Thousand yard stare

About aged 22 I noticed something.
I was finding it difficult to see things in the distance. I couldn’t see the number of the bus approaching (in fact, I would be lucky to see the actual bus), I would walk past folk on the street that I knew, prompting much embarrassment, I was giving the eye to monsters that thought looked like Nick Cave, when in fact they looked like Captain Caveman.
I would regularly drive down to Glasgow to visit Uni friends and I knew that I had to do something about my eyesight when for the second time I missed the turn off to the Glasgow road after the Perth bridgey/flyovery thing and was on the road to Edinburgh instead. (By the way, have you ever tried to get back on the road to Glasgow after making that mistake.

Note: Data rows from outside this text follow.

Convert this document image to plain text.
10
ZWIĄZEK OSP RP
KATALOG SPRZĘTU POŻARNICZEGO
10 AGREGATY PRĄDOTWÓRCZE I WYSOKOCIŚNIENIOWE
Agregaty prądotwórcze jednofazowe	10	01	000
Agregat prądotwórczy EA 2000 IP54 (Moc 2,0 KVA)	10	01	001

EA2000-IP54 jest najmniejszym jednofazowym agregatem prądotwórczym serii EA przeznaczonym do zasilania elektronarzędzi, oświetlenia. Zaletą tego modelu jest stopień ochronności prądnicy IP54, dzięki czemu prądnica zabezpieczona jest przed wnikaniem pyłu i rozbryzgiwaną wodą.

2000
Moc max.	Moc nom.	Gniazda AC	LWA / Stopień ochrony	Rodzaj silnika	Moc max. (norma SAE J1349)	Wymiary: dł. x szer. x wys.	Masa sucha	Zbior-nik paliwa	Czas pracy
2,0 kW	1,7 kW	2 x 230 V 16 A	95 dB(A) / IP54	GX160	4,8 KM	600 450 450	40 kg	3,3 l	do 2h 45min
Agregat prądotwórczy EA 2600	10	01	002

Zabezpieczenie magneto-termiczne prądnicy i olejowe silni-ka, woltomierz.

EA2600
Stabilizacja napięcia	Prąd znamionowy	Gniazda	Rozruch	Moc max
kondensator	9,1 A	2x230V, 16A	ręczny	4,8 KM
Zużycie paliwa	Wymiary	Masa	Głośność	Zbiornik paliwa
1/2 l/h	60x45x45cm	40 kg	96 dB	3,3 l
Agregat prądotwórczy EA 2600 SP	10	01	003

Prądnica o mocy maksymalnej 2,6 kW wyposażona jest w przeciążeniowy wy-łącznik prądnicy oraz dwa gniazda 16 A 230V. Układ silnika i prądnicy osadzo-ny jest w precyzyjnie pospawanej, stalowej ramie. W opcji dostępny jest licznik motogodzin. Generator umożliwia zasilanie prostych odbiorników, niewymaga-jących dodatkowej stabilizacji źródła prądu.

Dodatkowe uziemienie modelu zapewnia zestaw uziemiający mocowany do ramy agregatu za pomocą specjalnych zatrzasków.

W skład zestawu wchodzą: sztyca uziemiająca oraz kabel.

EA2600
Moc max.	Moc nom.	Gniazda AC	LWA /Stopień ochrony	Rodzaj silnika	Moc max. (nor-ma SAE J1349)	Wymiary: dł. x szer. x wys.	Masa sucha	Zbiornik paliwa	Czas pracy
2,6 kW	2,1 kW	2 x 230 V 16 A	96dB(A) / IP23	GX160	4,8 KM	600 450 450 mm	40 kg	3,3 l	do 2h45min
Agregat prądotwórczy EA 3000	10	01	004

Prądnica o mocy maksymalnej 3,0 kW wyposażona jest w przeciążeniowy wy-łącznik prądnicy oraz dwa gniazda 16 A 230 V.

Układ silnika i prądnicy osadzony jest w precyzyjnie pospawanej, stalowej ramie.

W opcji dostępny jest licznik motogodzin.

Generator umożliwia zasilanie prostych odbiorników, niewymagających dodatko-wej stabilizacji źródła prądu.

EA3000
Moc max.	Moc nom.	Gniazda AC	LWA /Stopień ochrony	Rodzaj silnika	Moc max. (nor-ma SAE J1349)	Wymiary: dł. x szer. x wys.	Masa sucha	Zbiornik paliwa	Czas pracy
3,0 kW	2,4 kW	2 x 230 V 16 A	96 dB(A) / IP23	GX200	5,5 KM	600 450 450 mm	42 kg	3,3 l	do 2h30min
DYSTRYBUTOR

It’s a flipping nightmare! You have to cut across fields and go through rivers, and everything! No wonder the Romans couldn’t conquer us, they probably took a wrong turn.)
Not only that, I would be in a cold sweat everytime I went behind the wheel, because I couldn’t see what I was doing, especially at night. I was a myopic nervous wreck.
And so it passed that I had to get glasses. *Sigh*
For about 4 years I got away with only wearing them to watch telly, edit and drive. I hated being a glasses wearer, as I’m too vain.
I thought of Velma from Scooby Doo, I thought of Edna Everage, I thought of Nan Mouskouri everytime I put them on. I would never wear them out and about, even though I would be in a bad mood when I got home because I couldn’t see what was going on at concerts, at the bar, across the table from me. In fact I would like to apologise to everyone who thought I was blanking them. I wasn’t; I was just like Al Pacino in “Scent of a Woman”, but without the scent.
One day whilst driving home from work, a white works van blocked the entrance into the right hand side street I was indicating to turn into. I wound my window down and said to the beast driving, “What’s the score? You’re blocking me.”
The Sun reading, pie eating, Irn-Bru swilling cretin turned to me and simply said, “Get tae fuck, you specky bitch!”
I nearly burst into tears. “Get tae fuck!” I can take. “Specky Bitch”, I couldn’t.
The time had come to get contact lenses, and these days I cannot do without them. I hate the fact that I cannot exist without the little expensive blighters. I hate the fact that I forgot to take them when I went to Finland and had to go four days with glasses before my package from home arrived with the lenses.
So I have been looking into the cut-your-eyeball-open-with-a-laser-surgery.
There’s only one thing stopping me: I am crapping myself.